For instance, the following loop computes and prints square numbers:

let nums = [1, 2, 3, 4]

for n in nums do
    println(n * n)
end

This prints 1, 4, 9, 16, one per line.

Since loops are expressions, the value of the entire loop is the last computed value—in this case, 16. You can influence the execution of a loop using break and continue. Both carry a value:

  • break x exits the loop and the loop expression evaluates to x;
  • continue x skips to the next iteration after evaluating x.

If the value is omitted, then it is assumed to be equal to null.

Similarly, iterating over a map works as expected:

let obj = {first: "Ada", last: "Lovelace", age: null, job: "programmer"}

for [key, value] in obj do
    println(key + ": " + value)
end

that is, the loop iterates over the key-value pairs (in an unspecified order).

An iterator function is a function of type Null -> Any that either generates the next item or null to signal "no more items". A for loop terminates as soon as the iterator the completion by generating a stop signal.

The standard library offers builtin iterators such as range, natural and natural0, and functions building iterators from others. You can also write your own iterators, using closures.

The while loop form

A while loop has the form

while COND do BLOCK end
were COND is a boolean expression and BLOCK is an expression block. They execute the block as long as the condition is true and return the last evaluated expression.
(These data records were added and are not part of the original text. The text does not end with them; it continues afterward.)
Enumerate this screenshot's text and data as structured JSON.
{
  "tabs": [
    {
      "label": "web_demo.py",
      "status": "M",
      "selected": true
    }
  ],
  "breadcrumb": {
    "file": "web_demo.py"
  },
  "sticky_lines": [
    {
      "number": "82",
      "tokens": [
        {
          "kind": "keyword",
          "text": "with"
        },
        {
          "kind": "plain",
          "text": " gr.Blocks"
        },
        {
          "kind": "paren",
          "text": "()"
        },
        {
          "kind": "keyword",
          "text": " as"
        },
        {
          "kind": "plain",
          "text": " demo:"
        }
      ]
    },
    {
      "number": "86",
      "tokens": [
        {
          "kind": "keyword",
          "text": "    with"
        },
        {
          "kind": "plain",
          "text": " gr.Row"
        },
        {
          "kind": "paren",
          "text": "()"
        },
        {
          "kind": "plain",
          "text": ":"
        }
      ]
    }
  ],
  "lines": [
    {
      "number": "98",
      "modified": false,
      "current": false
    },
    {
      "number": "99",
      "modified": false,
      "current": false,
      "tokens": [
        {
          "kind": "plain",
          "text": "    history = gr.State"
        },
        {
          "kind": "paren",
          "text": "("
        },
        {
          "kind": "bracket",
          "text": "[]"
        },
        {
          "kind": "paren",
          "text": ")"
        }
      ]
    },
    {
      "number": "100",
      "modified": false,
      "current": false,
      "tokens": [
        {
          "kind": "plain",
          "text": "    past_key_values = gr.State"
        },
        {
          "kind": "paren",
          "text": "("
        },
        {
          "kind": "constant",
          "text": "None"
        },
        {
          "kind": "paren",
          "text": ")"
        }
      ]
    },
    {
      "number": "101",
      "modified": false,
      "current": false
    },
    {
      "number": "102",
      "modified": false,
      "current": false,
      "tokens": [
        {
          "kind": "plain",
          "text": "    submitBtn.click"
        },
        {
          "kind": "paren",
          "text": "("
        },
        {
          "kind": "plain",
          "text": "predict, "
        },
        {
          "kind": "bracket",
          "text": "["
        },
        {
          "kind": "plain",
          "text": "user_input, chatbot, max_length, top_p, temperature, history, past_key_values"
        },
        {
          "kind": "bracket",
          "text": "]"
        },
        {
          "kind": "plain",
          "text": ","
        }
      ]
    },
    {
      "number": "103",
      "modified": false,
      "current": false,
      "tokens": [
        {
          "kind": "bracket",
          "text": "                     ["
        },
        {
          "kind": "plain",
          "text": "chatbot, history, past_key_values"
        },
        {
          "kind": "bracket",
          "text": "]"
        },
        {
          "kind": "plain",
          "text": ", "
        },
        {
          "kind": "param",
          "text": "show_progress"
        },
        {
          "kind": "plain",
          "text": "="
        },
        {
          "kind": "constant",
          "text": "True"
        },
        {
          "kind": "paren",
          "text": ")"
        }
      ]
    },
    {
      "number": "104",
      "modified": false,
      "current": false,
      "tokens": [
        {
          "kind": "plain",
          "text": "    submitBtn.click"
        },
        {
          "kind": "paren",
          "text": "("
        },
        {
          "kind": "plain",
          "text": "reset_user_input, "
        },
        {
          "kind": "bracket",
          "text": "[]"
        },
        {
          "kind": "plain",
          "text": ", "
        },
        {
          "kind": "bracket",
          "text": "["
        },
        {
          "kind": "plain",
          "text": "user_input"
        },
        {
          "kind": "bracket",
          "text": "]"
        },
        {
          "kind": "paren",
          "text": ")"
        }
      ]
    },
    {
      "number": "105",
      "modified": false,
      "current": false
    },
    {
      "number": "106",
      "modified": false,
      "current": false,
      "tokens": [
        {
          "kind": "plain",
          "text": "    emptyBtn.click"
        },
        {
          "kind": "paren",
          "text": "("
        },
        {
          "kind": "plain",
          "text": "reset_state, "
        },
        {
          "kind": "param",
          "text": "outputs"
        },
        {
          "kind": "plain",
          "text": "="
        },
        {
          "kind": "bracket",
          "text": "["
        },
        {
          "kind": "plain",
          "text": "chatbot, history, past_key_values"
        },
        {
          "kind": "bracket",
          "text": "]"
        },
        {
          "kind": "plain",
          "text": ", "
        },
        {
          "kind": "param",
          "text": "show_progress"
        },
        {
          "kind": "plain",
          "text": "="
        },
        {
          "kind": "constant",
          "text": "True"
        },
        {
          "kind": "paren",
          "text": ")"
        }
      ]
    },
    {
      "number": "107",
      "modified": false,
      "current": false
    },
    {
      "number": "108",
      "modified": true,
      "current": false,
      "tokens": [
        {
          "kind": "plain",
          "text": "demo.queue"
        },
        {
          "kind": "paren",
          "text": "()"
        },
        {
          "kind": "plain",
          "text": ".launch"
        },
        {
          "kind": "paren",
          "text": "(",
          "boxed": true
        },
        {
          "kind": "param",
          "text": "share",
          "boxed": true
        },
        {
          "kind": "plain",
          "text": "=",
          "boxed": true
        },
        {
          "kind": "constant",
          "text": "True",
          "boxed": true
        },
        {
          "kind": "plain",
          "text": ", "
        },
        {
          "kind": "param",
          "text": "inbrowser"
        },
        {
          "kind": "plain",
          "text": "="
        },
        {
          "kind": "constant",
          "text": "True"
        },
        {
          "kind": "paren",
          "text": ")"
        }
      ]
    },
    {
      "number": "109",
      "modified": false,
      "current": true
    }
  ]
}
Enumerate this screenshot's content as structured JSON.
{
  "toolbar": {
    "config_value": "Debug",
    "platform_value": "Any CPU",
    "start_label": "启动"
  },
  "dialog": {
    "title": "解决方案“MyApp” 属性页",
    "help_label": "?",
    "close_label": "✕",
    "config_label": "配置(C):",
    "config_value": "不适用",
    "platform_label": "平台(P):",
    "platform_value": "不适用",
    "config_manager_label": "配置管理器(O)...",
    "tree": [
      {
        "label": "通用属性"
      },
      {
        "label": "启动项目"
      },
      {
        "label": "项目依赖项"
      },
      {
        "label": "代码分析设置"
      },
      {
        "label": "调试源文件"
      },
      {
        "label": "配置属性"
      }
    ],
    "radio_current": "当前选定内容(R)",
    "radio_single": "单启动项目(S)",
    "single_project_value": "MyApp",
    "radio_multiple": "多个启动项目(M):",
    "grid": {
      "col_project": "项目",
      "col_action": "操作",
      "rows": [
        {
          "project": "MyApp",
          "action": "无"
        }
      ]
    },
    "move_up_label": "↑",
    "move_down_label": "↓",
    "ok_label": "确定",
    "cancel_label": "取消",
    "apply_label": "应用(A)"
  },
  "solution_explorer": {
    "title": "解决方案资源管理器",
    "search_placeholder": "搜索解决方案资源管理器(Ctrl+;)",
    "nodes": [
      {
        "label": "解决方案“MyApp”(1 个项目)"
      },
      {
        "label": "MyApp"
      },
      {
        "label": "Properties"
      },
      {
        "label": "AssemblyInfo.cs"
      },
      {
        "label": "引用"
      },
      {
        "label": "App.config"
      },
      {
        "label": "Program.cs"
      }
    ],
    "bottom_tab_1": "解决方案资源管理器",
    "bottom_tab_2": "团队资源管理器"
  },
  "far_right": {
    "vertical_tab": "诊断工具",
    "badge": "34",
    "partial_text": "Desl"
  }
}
For example, the following while loop prints the square numbers from 1 to 4 and returns 5:

let i = 1
while i < 5 do
    println(i)
    i = i + 1
end

Best Practices

  1. Keep scopes small: declare variables as late as possible inside the smallest do ... end block.
  2. Use descriptive names: avoid shadowing outer variables unless intentional.
  3. Leverage expression-based control: capture if and loop results directly in variables.
  4. Handle iterators cleanly: design iterators to return null when done, enabling idiomatic loops.